Faire jouer les mots

39Au-delà des seuls contextes de joute verbale, les syllepses de Cyrano font de lui un personnage en révolte constante contre l’ordre établi, à commencer par celui de la langue. S’attaquant par des jeux de défigement au préfabriqué linguistique, le personnage manifeste une forme de hauteur vis-à-vis des usages.

  • 45 F. Rastier, « Défigements sémantiques en contexte », ...

c’est sans doute par le défigement qu’un locuteur peut au mieux manifester sa liberté. Dans la mesure où le lexique est de la doxa figée, le défigement des locutions aura un effet quelque peu subversif. Comme le paradoxe, il paraît contester les normes qui ont présidé au figement45.

40Et tout en défaisant l’existant, Cyrano recrée des associations de mots et de sens. De ce point de vue, les syllepses qui reposent sur des figures vives peuvent s’interpréter comme des propositions faites à la langue, pour épaissir le sens des mots :

La Haine, chaque jour, me tuyaute et m’apprête
La fraise dont l’empois force à lever la tête ; 
Chaque ennemi de plus est un nouveau godron
Qui m’ajoute une gêne, et m’ajoute un rayon : 
Car, pareille en tous points à la fraise espagnole
La Haine est un carcan, mais c’est une auréole ! (p. 192-193)

  • 46 Voir la critique de d’André‑Ferdinand Herold, publiée...

41Les croisements isotopiques motivent les syllepses finales, qui exploitent ce qui n’était pas déjà dans la langue. L’audace n’avait pas manqué d’arrêter le critique du Mercure de France, pour qui l’analogie entre la Haine et la fraise donne lieu à des « images […] étranges », « fausses ou, tout au moins, arbitraires46 ». Dans ces libertés prises avec la langue, l’ethos « mousquetaire » (p. 189) de Cyrano se confond avec le propre style de Rostand.

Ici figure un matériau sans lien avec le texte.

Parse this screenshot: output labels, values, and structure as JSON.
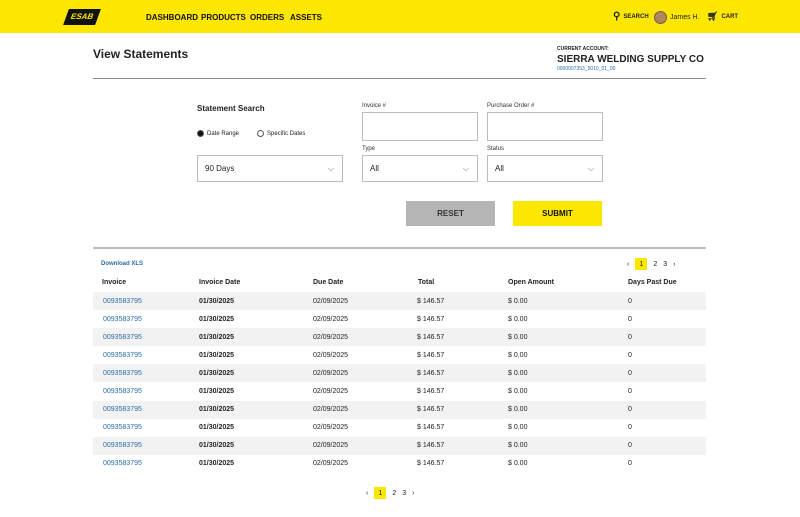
{
  "header": {
    "logo": "ESAB",
    "nav": [
      "DASHBOARD",
      "PRODUCTS",
      "ORDERS",
      "ASSETS"
    ],
    "search": "SEARCH",
    "user": "James H.",
    "cart": "CART"
  },
  "page": {
    "title": "View Statements",
    "account_label": "CURRENT ACCOUNT:",
    "account_name": "SIERRA WELDING SUPPLY CO",
    "account_code": "0000007353_5010_01_00"
  },
  "search": {
    "title": "Statement Search",
    "radio_date_range": "Date Range",
    "radio_specific": "Specific Dates",
    "selected_radio": "Date Range",
    "range_value": "90 Days",
    "invoice_label": "Invoice #",
    "invoice_value": "",
    "po_label": "Purchase Order #",
    "po_value": "",
    "type_label": "Type",
    "type_value": "All",
    "status_label": "Status",
    "status_value": "All",
    "reset": "RESET",
    "submit": "SUBMIT"
  },
  "table": {
    "download": "Download XLS",
    "pages": [
      "1",
      "2",
      "3"
    ],
    "current_page": "1",
    "prev": "‹",
    "next": "›",
    "columns": [
      "Invoice",
      "Invoice Date",
      "Due Date",
      "Total",
      "Open Amount",
      "Days Past Due"
    ],
    "rows": [
      [
        "0093583795",
        "01/30/2025",
        "02/09/2025",
        "$ 146.57",
        "$ 0.00",
        "0"
      ],
      [
        "0093583795",
        "01/30/2025",
        "02/09/2025",
        "$ 146.57",
        "$ 0.00",
        "0"
      ],
      [
        "0093583795",
        "01/30/2025",
        "02/09/2025",
        "$ 146.57",
        "$ 0.00",
        "0"
      ],
      [
        "0093583795",
        "01/30/2025",
        "02/09/2025",
        "$ 146.57",
        "$ 0.00",
        "0"
      ],
      [
        "0093583795",
        "01/30/2025",
        "02/09/2025",
        "$ 146.57",
        "$ 0.00",
        "0"
      ],
      [
        "0093583795",
        "01/30/2025",
        "02/09/2025",
        "$ 146.57",
        "$ 0.00",
        "0"
      ],
      [
        "0093583795",
        "01/30/2025",
        "02/09/2025",
        "$ 146.57",
        "$ 0.00",
        "0"
      ],
      [
        "0093583795",
        "01/30/2025",
        "02/09/2025",
        "$ 146.57",
        "$ 0.00",
        "0"
      ],
      [
        "0093583795",
        "01/30/2025",
        "02/09/2025",
        "$ 146.57",
        "$ 0.00",
        "0"
      ],
      [
        "0093583795",
        "01/30/2025",
        "02/09/2025",
        "$ 146.57",
        "$ 0.00",
        "0"
      ]
    ]
  },
  "colors": {
    "brand_yellow": "#fde700",
    "link": "#2a6ea8",
    "reset_grey": "#b5b5b5"
  }
}
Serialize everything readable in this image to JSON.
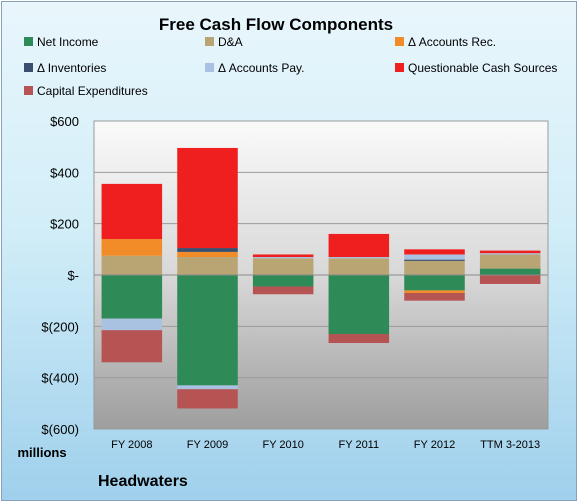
{
  "chart_data": {
    "type": "bar",
    "stacked": true,
    "title": "Free Cash Flow Components",
    "categories": [
      "FY 2008",
      "FY 2009",
      "FY 2010",
      "FY 2011",
      "FY 2012",
      "TTM 3-2013"
    ],
    "y_tick_labels": [
      "$600",
      "$400",
      "$200",
      "$-",
      "$(200)",
      "$(400)",
      "$(600)"
    ],
    "y_tick_values": [
      600,
      400,
      200,
      0,
      -200,
      -400,
      -600
    ],
    "ylim": [
      -600,
      600
    ],
    "units_label": "millions",
    "company": "Headwaters",
    "legend_position": "top",
    "grid": true,
    "series": [
      {
        "name": "Net Income",
        "color": "#2e8b57",
        "values": [
          -170,
          -430,
          -45,
          -230,
          -60,
          25
        ]
      },
      {
        "name": "D&A",
        "color": "#b9a474",
        "values": [
          75,
          70,
          65,
          65,
          55,
          55
        ]
      },
      {
        "name": "Δ Accounts Rec.",
        "color": "#f28c28",
        "values": [
          65,
          20,
          0,
          0,
          -10,
          0
        ]
      },
      {
        "name": "Δ Inventories",
        "color": "#3a4f6f",
        "values": [
          0,
          15,
          0,
          0,
          5,
          0
        ]
      },
      {
        "name": "Δ Accounts Pay.",
        "color": "#a9c2e2",
        "values": [
          -45,
          -15,
          5,
          5,
          20,
          5
        ]
      },
      {
        "name": "Questionable Cash Sources",
        "color": "#ef1f1f",
        "values": [
          215,
          390,
          10,
          90,
          20,
          10
        ]
      },
      {
        "name": "Capital Expenditures",
        "color": "#b65454",
        "values": [
          -125,
          -75,
          -30,
          -35,
          -30,
          -35
        ]
      }
    ]
  }
}
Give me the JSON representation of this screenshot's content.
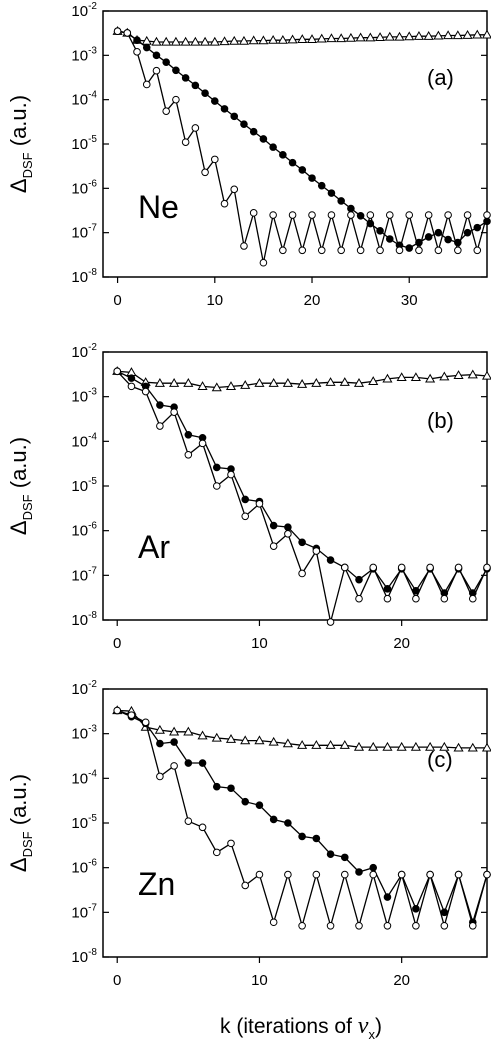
{
  "figure": {
    "xlabel_prefix": "k  (iterations of ",
    "xlabel_var": "v",
    "xlabel_sub": "x",
    "xlabel_suffix": ")"
  },
  "chart_data": [
    {
      "type": "line",
      "element_label": "Ne",
      "panel_label": "(a)",
      "ylabel_main": "Δ",
      "ylabel_sub": "DSF",
      "ylabel_unit": " (a.u.)",
      "yscale": "log",
      "ylim": [
        1e-08,
        0.01
      ],
      "xlim": [
        -1.5,
        38
      ],
      "xticks": [
        0,
        10,
        20,
        30
      ],
      "yticks": [
        "10-8",
        "10-7",
        "10-6",
        "10-5",
        "10-4",
        "10-3",
        "10-2"
      ],
      "series": [
        {
          "marker": "triangle-open",
          "x": [
            0,
            1,
            2,
            3,
            4,
            5,
            6,
            7,
            8,
            9,
            10,
            11,
            12,
            13,
            14,
            15,
            16,
            17,
            18,
            19,
            20,
            21,
            22,
            23,
            24,
            25,
            26,
            27,
            28,
            29,
            30,
            31,
            32,
            33,
            34,
            35,
            36,
            37,
            38
          ],
          "y": [
            0.0035,
            0.0032,
            0.0022,
            0.0021,
            0.002,
            0.002,
            0.002,
            0.002,
            0.002,
            0.002,
            0.002,
            0.00205,
            0.0021,
            0.0021,
            0.00215,
            0.00215,
            0.0022,
            0.0022,
            0.00225,
            0.0023,
            0.0023,
            0.00235,
            0.0024,
            0.0024,
            0.00245,
            0.0025,
            0.0025,
            0.00255,
            0.0026,
            0.0026,
            0.00265,
            0.0027,
            0.0027,
            0.00275,
            0.0028,
            0.0028,
            0.00285,
            0.0029,
            0.0029
          ]
        },
        {
          "marker": "circle-filled",
          "x": [
            0,
            1,
            2,
            3,
            4,
            5,
            6,
            7,
            8,
            9,
            10,
            11,
            12,
            13,
            14,
            15,
            16,
            17,
            18,
            19,
            20,
            21,
            22,
            23,
            24,
            25,
            26,
            27,
            28,
            29,
            30,
            31,
            32,
            33,
            34,
            35,
            36,
            37,
            38
          ],
          "y": [
            0.0035,
            0.0032,
            0.0022,
            0.0015,
            0.001,
            0.0007,
            0.00046,
            0.00031,
            0.00021,
            0.00014,
            9.3e-05,
            6.2e-05,
            4.2e-05,
            2.8e-05,
            1.9e-05,
            1.3e-05,
            8.5e-06,
            5.7e-06,
            3.8e-06,
            2.6e-06,
            1.7e-06,
            1.15e-06,
            7.8e-07,
            5.2e-07,
            3.5e-07,
            2.4e-07,
            1.6e-07,
            1.1e-07,
            7.2e-08,
            5.2e-08,
            4.5e-08,
            6e-08,
            8e-08,
            1e-07,
            7e-08,
            6e-08,
            1e-07,
            1.3e-07,
            1.8e-07
          ]
        },
        {
          "marker": "circle-open",
          "x": [
            0,
            1,
            2,
            3,
            4,
            5,
            6,
            7,
            8,
            9,
            10,
            11,
            12,
            13,
            14,
            15,
            16,
            17,
            18,
            19,
            20,
            21,
            22,
            23,
            24,
            25,
            26,
            27,
            28,
            29,
            30,
            31,
            32,
            33,
            34,
            35,
            36,
            37,
            38
          ],
          "y": [
            0.0035,
            0.0032,
            0.0012,
            0.00022,
            0.00045,
            5.5e-05,
            0.0001,
            1.1e-05,
            2.3e-05,
            2.3e-06,
            4.5e-06,
            4.5e-07,
            9.5e-07,
            5e-08,
            2.8e-07,
            2.1e-08,
            2.5e-07,
            4e-08,
            2.5e-07,
            4e-08,
            2.5e-07,
            4e-08,
            2.5e-07,
            4e-08,
            2.5e-07,
            4e-08,
            2.5e-07,
            4e-08,
            2.5e-07,
            4e-08,
            2.5e-07,
            4e-08,
            2.5e-07,
            4e-08,
            2.5e-07,
            4e-08,
            2.5e-07,
            4e-08,
            2.5e-07
          ]
        }
      ]
    },
    {
      "type": "line",
      "element_label": "Ar",
      "panel_label": "(b)",
      "ylabel_main": "Δ",
      "ylabel_sub": "DSF",
      "ylabel_unit": " (a.u.)",
      "yscale": "log",
      "ylim": [
        1e-08,
        0.01
      ],
      "xlim": [
        -1,
        26
      ],
      "xticks": [
        0,
        10,
        20
      ],
      "yticks": [
        "10-8",
        "10-7",
        "10-6",
        "10-5",
        "10-4",
        "10-3",
        "10-2"
      ],
      "series": [
        {
          "marker": "triangle-open",
          "x": [
            0,
            1,
            2,
            3,
            4,
            5,
            6,
            7,
            8,
            9,
            10,
            11,
            12,
            13,
            14,
            15,
            16,
            17,
            18,
            19,
            20,
            21,
            22,
            23,
            24,
            25,
            26
          ],
          "y": [
            0.0037,
            0.0035,
            0.0021,
            0.002,
            0.002,
            0.002,
            0.0017,
            0.0016,
            0.0017,
            0.0018,
            0.002,
            0.002,
            0.002,
            0.0019,
            0.002,
            0.0021,
            0.0021,
            0.002,
            0.0022,
            0.0025,
            0.0027,
            0.0027,
            0.0025,
            0.0028,
            0.003,
            0.0031,
            0.0029
          ]
        },
        {
          "marker": "circle-filled",
          "x": [
            0,
            1,
            2,
            3,
            4,
            5,
            6,
            7,
            8,
            9,
            10,
            11,
            12,
            13,
            14,
            15,
            16,
            17,
            18,
            19,
            20,
            21,
            22,
            23,
            24,
            25,
            26
          ],
          "y": [
            0.0037,
            0.0026,
            0.0017,
            0.00065,
            0.00058,
            0.00014,
            0.00012,
            2.6e-05,
            2.4e-05,
            5e-06,
            4.5e-06,
            1.3e-06,
            1.2e-06,
            5.5e-07,
            4e-07,
            2.2e-07,
            1.5e-07,
            8e-08,
            1.4e-07,
            5e-08,
            1.4e-07,
            4.5e-08,
            1.4e-07,
            4e-08,
            1.4e-07,
            4e-08,
            1.4e-07
          ]
        },
        {
          "marker": "circle-open",
          "x": [
            0,
            1,
            2,
            3,
            4,
            5,
            6,
            7,
            8,
            9,
            10,
            11,
            12,
            13,
            14,
            15,
            16,
            17,
            18,
            19,
            20,
            21,
            22,
            23,
            24,
            25,
            26
          ],
          "y": [
            0.0037,
            0.0017,
            0.0013,
            0.00022,
            0.00045,
            5e-05,
            9e-05,
            1e-05,
            1.8e-05,
            2.1e-06,
            4e-06,
            4.5e-07,
            8.5e-07,
            1.1e-07,
            3.5e-07,
            9e-09,
            1.5e-07,
            3e-08,
            1.5e-07,
            3e-08,
            1.5e-07,
            3e-08,
            1.5e-07,
            3e-08,
            1.5e-07,
            3e-08,
            1.5e-07
          ]
        }
      ]
    },
    {
      "type": "line",
      "element_label": "Zn",
      "panel_label": "(c)",
      "ylabel_main": "Δ",
      "ylabel_sub": "DSF",
      "ylabel_unit": " (a.u.)",
      "yscale": "log",
      "ylim": [
        1e-08,
        0.01
      ],
      "xlim": [
        -1,
        26
      ],
      "xticks": [
        0,
        10,
        20
      ],
      "yticks": [
        "10-8",
        "10-7",
        "10-6",
        "10-5",
        "10-4",
        "10-3",
        "10-2"
      ],
      "series": [
        {
          "marker": "triangle-open",
          "x": [
            0,
            1,
            2,
            3,
            4,
            5,
            6,
            7,
            8,
            9,
            10,
            11,
            12,
            13,
            14,
            15,
            16,
            17,
            18,
            19,
            20,
            21,
            22,
            23,
            24,
            25,
            26
          ],
          "y": [
            0.0033,
            0.0032,
            0.0014,
            0.0012,
            0.0011,
            0.0011,
            0.0009,
            0.0008,
            0.00075,
            0.0007,
            0.0007,
            0.00065,
            0.0006,
            0.00055,
            0.00055,
            0.00055,
            0.00055,
            0.0005,
            0.0005,
            0.0005,
            0.0005,
            0.0005,
            0.0005,
            0.0005,
            0.00048,
            0.00048,
            0.00048
          ]
        },
        {
          "marker": "circle-filled",
          "x": [
            0,
            1,
            2,
            3,
            4,
            5,
            6,
            7,
            8,
            9,
            10,
            11,
            12,
            13,
            14,
            15,
            16,
            17,
            18,
            19,
            20,
            21,
            22,
            23,
            24,
            25,
            26
          ],
          "y": [
            0.0033,
            0.0024,
            0.0017,
            0.0006,
            0.00065,
            0.00022,
            0.00022,
            6.5e-05,
            6e-05,
            3e-05,
            2.5e-05,
            1.2e-05,
            1e-05,
            5e-06,
            4.5e-06,
            2e-06,
            1.7e-06,
            8e-07,
            1e-06,
            2.2e-07,
            7e-07,
            1.2e-07,
            7e-07,
            1e-07,
            7e-07,
            6e-08,
            7e-07
          ]
        },
        {
          "marker": "circle-open",
          "x": [
            0,
            1,
            2,
            3,
            4,
            5,
            6,
            7,
            8,
            9,
            10,
            11,
            12,
            13,
            14,
            15,
            16,
            17,
            18,
            19,
            20,
            21,
            22,
            23,
            24,
            25,
            26
          ],
          "y": [
            0.0033,
            0.0026,
            0.0018,
            0.00011,
            0.00019,
            1.1e-05,
            8e-06,
            2.2e-06,
            3.5e-06,
            4e-07,
            7e-07,
            6e-08,
            7e-07,
            5e-08,
            7e-07,
            5e-08,
            7e-07,
            5e-08,
            7e-07,
            5e-08,
            7e-07,
            5e-08,
            7e-07,
            5e-08,
            7e-07,
            5e-08,
            7e-07
          ]
        }
      ]
    }
  ]
}
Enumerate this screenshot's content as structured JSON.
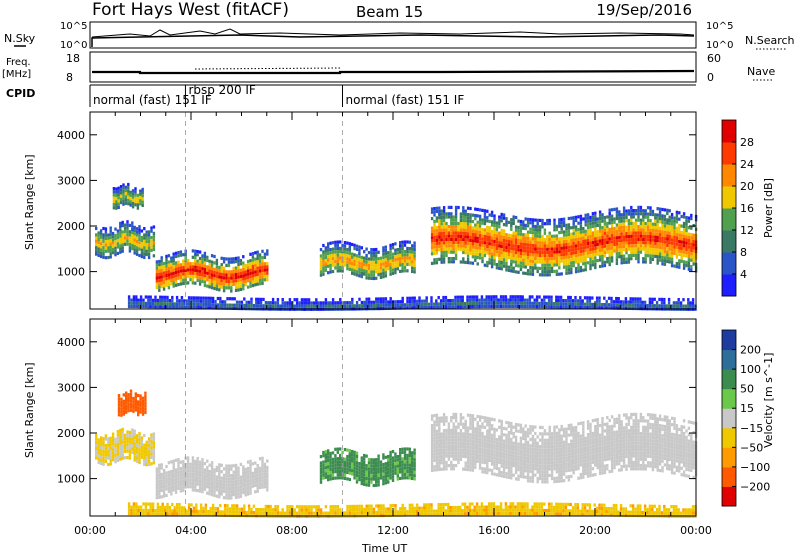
{
  "header": {
    "station": "Fort Hays West (fitACF)",
    "beam": "Beam 15",
    "date": "19/Sep/2016"
  },
  "left_labels": {
    "nsky": "N.Sky",
    "freq_line1": "Freq.",
    "freq_line2": "[MHz]",
    "cpid": "CPID"
  },
  "right_labels": {
    "nsearch": "N.Search",
    "nave": "Nave"
  },
  "noise_panel": {
    "left_ticks": [
      "10^5",
      "10^0"
    ],
    "right_ticks": [
      "10^5",
      "10^0"
    ]
  },
  "freq_panel": {
    "left_ticks": [
      "18",
      "8"
    ],
    "right_ticks": [
      "60",
      "0"
    ]
  },
  "cpid_panel": {
    "segments": [
      {
        "label": "normal (fast) 151 IF",
        "start_hour": 0.0
      },
      {
        "label": "rbsp 200 IF",
        "start_hour": 3.78
      },
      {
        "label": "normal (fast) 151 IF",
        "start_hour": 10.0
      }
    ]
  },
  "chart_data": [
    {
      "type": "heatmap",
      "name": "power",
      "xlabel": "",
      "ylabel": "Slant Range [km]",
      "xlim": [
        0,
        24
      ],
      "ylim": [
        180,
        4500
      ],
      "yticks": [
        "1000",
        "2000",
        "3000",
        "4000"
      ],
      "colorbar": {
        "label": "Power [dB]",
        "ticks": [
          "4",
          "8",
          "12",
          "16",
          "20",
          "24",
          "28"
        ],
        "colors": [
          "#1e1eff",
          "#2a55c8",
          "#3a7a64",
          "#50a050",
          "#f0c800",
          "#ff8800",
          "#ff3a00",
          "#e00000"
        ]
      },
      "echo_regions": [
        {
          "t_start": 0.2,
          "t_end": 2.5,
          "range_low": 1400,
          "range_high": 2050,
          "peak_db": 20
        },
        {
          "t_start": 0.9,
          "t_end": 2.1,
          "range_low": 2450,
          "range_high": 2900,
          "peak_db": 18
        },
        {
          "t_start": 2.6,
          "t_end": 7.0,
          "range_low": 650,
          "range_high": 1400,
          "peak_db": 30
        },
        {
          "t_start": 9.1,
          "t_end": 12.9,
          "range_low": 900,
          "range_high": 1600,
          "peak_db": 22
        },
        {
          "t_start": 13.5,
          "t_end": 24.0,
          "range_low": 1100,
          "range_high": 2300,
          "peak_db": 28
        },
        {
          "t_start": 1.5,
          "t_end": 24.0,
          "range_low": 180,
          "range_high": 450,
          "peak_db": 8
        }
      ]
    },
    {
      "type": "heatmap",
      "name": "velocity",
      "xlabel": "Time UT",
      "ylabel": "Slant Range [km]",
      "xlim": [
        0,
        24
      ],
      "ylim": [
        180,
        4500
      ],
      "yticks": [
        "1000",
        "2000",
        "3000",
        "4000"
      ],
      "xticks": [
        "00:00",
        "04:00",
        "08:00",
        "12:00",
        "16:00",
        "20:00",
        "00:00"
      ],
      "colorbar": {
        "label": "Velocity [m s^-1]",
        "ticks": [
          "200",
          "100",
          "50",
          "15",
          "−15",
          "−50",
          "−100",
          "−200"
        ],
        "colors": [
          "#1e3ca0",
          "#2e6e9a",
          "#3c8c50",
          "#6cc84a",
          "#c8c8c8",
          "#f0c800",
          "#ff9a00",
          "#ff5a00",
          "#e00000"
        ]
      },
      "echo_regions": [
        {
          "t_start": 0.2,
          "t_end": 2.5,
          "range_low": 1400,
          "range_high": 2050,
          "velocity": -20
        },
        {
          "t_start": 1.1,
          "t_end": 2.2,
          "range_low": 2450,
          "range_high": 2900,
          "velocity": -150
        },
        {
          "t_start": 2.6,
          "t_end": 7.0,
          "range_low": 650,
          "range_high": 1400,
          "velocity": 0
        },
        {
          "t_start": 9.1,
          "t_end": 12.9,
          "range_low": 900,
          "range_high": 1600,
          "velocity": 60
        },
        {
          "t_start": 13.5,
          "t_end": 24.0,
          "range_low": 1100,
          "range_high": 2300,
          "velocity": 0
        },
        {
          "t_start": 1.5,
          "t_end": 24.0,
          "range_low": 180,
          "range_high": 450,
          "velocity": -40
        }
      ]
    }
  ]
}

  • 47 Voir B. Degott, « Le comique en vers chez Rostand », ...

  • 48 De ce point de vue, on pourrait établir un parallèle ...

42On sait que Rostand était poète, et que son travail poétique informe son théâtre47. De ce point de vue, les procédés du double sens donnent de la visibilité à la langue, qui intéresse pour elle-même et non comme simple medium nécessaire aux échanges entre les personnages48. Ainsi dans le récit de Cyrano interrompu par les piques de Christian :

Cyrano

J’allais mécontenter quelque grand, quelque prince,
Qui m’aurait sûrement…

Christian

Dans le nez…
Tout le monde se lève. Christian se balance sur sa chaise.

Cyrano

Une dent, –

Qui m’aurait une dent… et qu’en somme, imprudent,
J’allais fourrer…

Christian

Le nez…

Cyrano

Le doigt… entre l’écorce

Et l’arbre, car ce grand pouvait être de force
À me faire donner…

Christian

Sur le nez…

Cyrano, essuyant la sueur à son front.

Sur les doigts. (p. 199‑200)

43Christian phagocyte le récit de Cyrano en clôturant toutes les expressions figées à l’aide du mot nez ; la lexie prend un sens littéral, tout en intégrant une expression dont le sens figé est pertinent en contexte. Cyrano répond par d’autres suites possibles, si bien que tout l’échange tend à dramatiser des opérations de substitutions paradigmatiques, au sein d’expressions partiellement figées. Il s’agit de donner de la visibilité aux paradigmes qui structurent la langue, comme dans cette réplique de Cyrano adressée à Carbon :

J’aime que leur souffrance ait changé de viscère
Et que ce soit leur cœur, maintenant, qui se serre ! (p. 306)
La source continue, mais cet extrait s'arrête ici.